Dear Dr. Don,
I am in my early 30s and have a car repossession on my credit record. This taught me that I should never put a car in my name for a family member or anyone else again.
I never had a credit card. My parents have always put things in their name. So I don’t have a car or house in my name.
I can’t get credit approval when I try. I have a 401(k) account through work. I’ve had my current job for eight years and make decent money.
I have no idea where to start or how to begin to establish a positive financial record. If things keep going like this, I have no idea how I could ever retire.
Does this mean I’ll have to work hard my entire life for no reason?
— Lee Lament
To begin, you need to purge the thought that access to credit defines your personal sense of worth. You can build, or rebuild, a credit history.
Access to credit wouldn’t determine whether you’ll be able to retire. If you build a proper retirement portfolio to provide retirement income, you’ll have what you need when the time is right.
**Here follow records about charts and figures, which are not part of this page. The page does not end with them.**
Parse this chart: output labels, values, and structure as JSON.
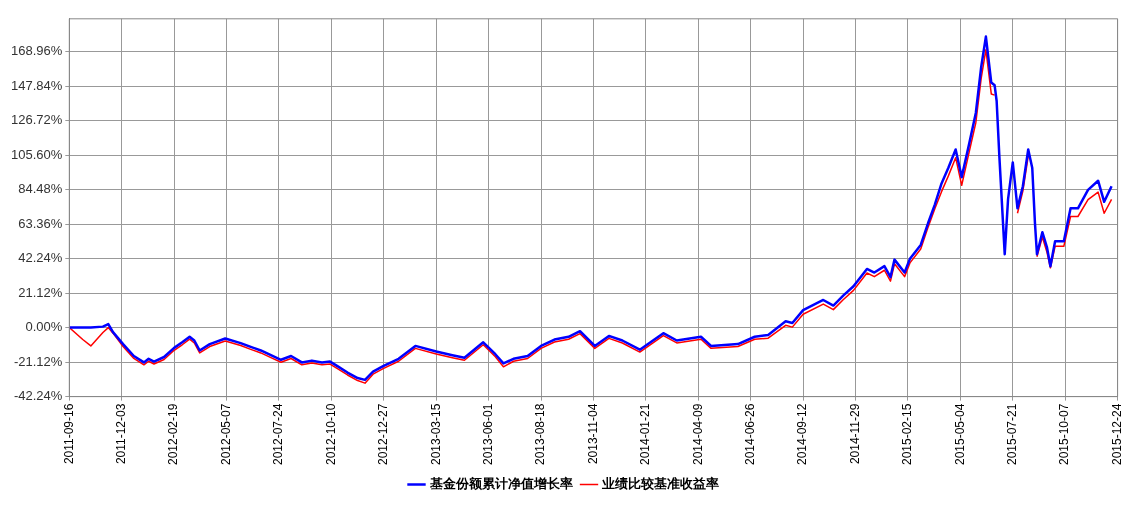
{
  "chart_data": {
    "type": "line",
    "x": [
      "2011-09-16",
      "2011-10-06",
      "2011-10-18",
      "2011-11-05",
      "2011-11-13",
      "2011-11-20",
      "2011-12-05",
      "2011-12-21",
      "2012-01-05",
      "2012-01-12",
      "2012-01-20",
      "2012-02-04",
      "2012-02-19",
      "2012-03-02",
      "2012-03-13",
      "2012-03-20",
      "2012-03-28",
      "2012-04-12",
      "2012-05-05",
      "2012-05-28",
      "2012-06-12",
      "2012-06-27",
      "2012-07-12",
      "2012-07-27",
      "2012-08-11",
      "2012-08-27",
      "2012-09-11",
      "2012-09-26",
      "2012-10-08",
      "2012-10-19",
      "2012-11-03",
      "2012-11-18",
      "2012-11-29",
      "2012-12-11",
      "2012-12-26",
      "2013-01-18",
      "2013-02-12",
      "2013-03-15",
      "2013-04-08",
      "2013-04-26",
      "2013-05-24",
      "2013-06-11",
      "2013-06-23",
      "2013-07-08",
      "2013-07-29",
      "2013-08-18",
      "2013-09-07",
      "2013-09-28",
      "2013-10-15",
      "2013-11-06",
      "2013-11-27",
      "2013-12-17",
      "2014-01-12",
      "2014-02-16",
      "2014-03-08",
      "2014-04-13",
      "2014-04-28",
      "2014-06-07",
      "2014-07-02",
      "2014-07-22",
      "2014-08-17",
      "2014-08-27",
      "2014-09-12",
      "2014-10-12",
      "2014-10-27",
      "2014-11-11",
      "2014-11-26",
      "2014-12-16",
      "2014-12-27",
      "2015-01-11",
      "2015-01-20",
      "2015-01-26",
      "2015-02-10",
      "2015-02-18",
      "2015-03-06",
      "2015-03-17",
      "2015-03-27",
      "2015-04-06",
      "2015-04-16",
      "2015-04-27",
      "2015-05-06",
      "2015-05-17",
      "2015-05-27",
      "2015-06-04",
      "2015-06-11",
      "2015-06-19",
      "2015-06-24",
      "2015-06-27",
      "2015-07-01",
      "2015-07-04",
      "2015-07-09",
      "2015-07-14",
      "2015-07-21",
      "2015-07-28",
      "2015-08-05",
      "2015-08-13",
      "2015-08-19",
      "2015-08-23",
      "2015-08-26",
      "2015-09-03",
      "2015-09-10",
      "2015-09-15",
      "2015-09-22",
      "2015-10-05",
      "2015-10-15",
      "2015-10-26",
      "2015-11-10",
      "2015-11-25",
      "2015-12-04",
      "2015-12-15"
    ],
    "series": [
      {
        "name": "基金份额累计净值增长率",
        "color": "#0000ff",
        "values": [
          0,
          0,
          0,
          0.6,
          2.2,
          -2.8,
          -10.1,
          -17.4,
          -21.3,
          -19.1,
          -20.8,
          -18.0,
          -12.4,
          -9.0,
          -5.6,
          -7.9,
          -14.0,
          -10.1,
          -6.7,
          -9.5,
          -11.8,
          -14.0,
          -16.9,
          -19.7,
          -17.4,
          -21.3,
          -20.2,
          -21.3,
          -20.8,
          -23.6,
          -27.5,
          -30.9,
          -32.0,
          -27.0,
          -23.6,
          -19.1,
          -11.2,
          -14.6,
          -16.9,
          -18.5,
          -9.0,
          -16.3,
          -21.9,
          -19.1,
          -17.4,
          -11.2,
          -7.3,
          -5.6,
          -2.2,
          -11.2,
          -5.1,
          -7.9,
          -13.5,
          -3.4,
          -7.9,
          -5.6,
          -11.2,
          -10.1,
          -5.6,
          -4.5,
          3.9,
          2.8,
          10.7,
          16.9,
          13.5,
          19.7,
          25.3,
          35.9,
          33.7,
          37.6,
          30.9,
          41.6,
          33.7,
          42.1,
          50.6,
          64.0,
          75.3,
          88.2,
          97.7,
          109.0,
          92.1,
          112.3,
          131.4,
          159.5,
          178.1,
          150.0,
          148.3,
          138.7,
          105.0,
          82.6,
          44.9,
          78.6,
          101.1,
          73.0,
          86.5,
          109.0,
          97.7,
          64.0,
          44.9,
          58.4,
          48.9,
          37.6,
          52.8,
          52.8,
          73.0,
          73.0,
          84.3,
          89.9,
          77.0,
          86.5
        ]
      },
      {
        "name": "业绩比较基准收益率",
        "color": "#ff0000",
        "values": [
          0,
          -7.3,
          -11.2,
          -3.0,
          0.0,
          -3.4,
          -11.6,
          -18.9,
          -22.8,
          -20.6,
          -22.3,
          -19.5,
          -13.9,
          -10.5,
          -7.1,
          -9.4,
          -15.5,
          -11.6,
          -8.2,
          -11.0,
          -13.3,
          -15.5,
          -18.4,
          -21.2,
          -18.9,
          -22.8,
          -21.7,
          -22.8,
          -22.3,
          -25.1,
          -29.0,
          -32.4,
          -34.0,
          -28.5,
          -25.1,
          -20.6,
          -12.7,
          -16.1,
          -18.4,
          -20.0,
          -10.5,
          -17.8,
          -24.0,
          -20.6,
          -18.9,
          -12.7,
          -8.8,
          -7.1,
          -3.7,
          -12.7,
          -6.6,
          -9.4,
          -15.0,
          -4.9,
          -9.4,
          -7.1,
          -12.7,
          -11.6,
          -7.1,
          -6.5,
          1.4,
          0.3,
          8.2,
          14.4,
          11.0,
          17.2,
          22.8,
          33.4,
          31.2,
          35.1,
          28.4,
          39.1,
          31.2,
          39.6,
          48.1,
          61.5,
          72.8,
          83.2,
          92.7,
          104.0,
          87.1,
          107.3,
          125.4,
          152.5,
          170.1,
          143.0,
          142.3,
          null,
          null,
          null,
          null,
          null,
          null,
          70.0,
          83.5,
          105.0,
          null,
          null,
          43.4,
          55.4,
          45.9,
          36.6,
          49.8,
          49.8,
          68.0,
          68.0,
          78.3,
          82.9,
          70.0,
          78.5
        ]
      }
    ],
    "xlim": [
      "2011-09-16",
      "2015-12-24"
    ],
    "xticks": [
      "2011-09-16",
      "2011-12-03",
      "2012-02-19",
      "2012-05-07",
      "2012-07-24",
      "2012-10-10",
      "2012-12-27",
      "2013-03-15",
      "2013-06-01",
      "2013-08-18",
      "2013-11-04",
      "2014-01-21",
      "2014-04-09",
      "2014-06-26",
      "2014-09-12",
      "2014-11-29",
      "2015-02-15",
      "2015-05-04",
      "2015-07-21",
      "2015-10-07",
      "2015-12-24"
    ],
    "ylim": [
      -42.24,
      189
    ],
    "yticks": [
      {
        "value": -42.24,
        "label": "-42.24%"
      },
      {
        "value": -21.12,
        "label": "-21.12%"
      },
      {
        "value": 0,
        "label": "0.00%"
      },
      {
        "value": 21.12,
        "label": "21.12%"
      },
      {
        "value": 42.24,
        "label": "42.24%"
      },
      {
        "value": 63.36,
        "label": "63.36%"
      },
      {
        "value": 84.48,
        "label": "84.48%"
      },
      {
        "value": 105.6,
        "label": "105.60%"
      },
      {
        "value": 126.72,
        "label": "126.72%"
      },
      {
        "value": 147.84,
        "label": "147.84%"
      },
      {
        "value": 168.96,
        "label": "168.96%"
      }
    ],
    "grid": true,
    "legend": "bottom",
    "marker": "none",
    "line_style": "solid"
  }
}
Car repossessions have happened to many people. You must not allow this one event to define you. Most negative information remains on a credit report for seven years.
Paying any money owed on the repossession will be reflected as a positive on your credit report, but the issue won’t be removed prematurely.
Start by taking a look at your own credit score and credit report to see where you stand. Then apply for a secured credit card instead of a conventional credit card. That’s one way to begin establishing a positive track record.
Some financial advisers argue that you’re better off debt-free. While you have attained that status the hard way, a credit history is something you will be able to build over time.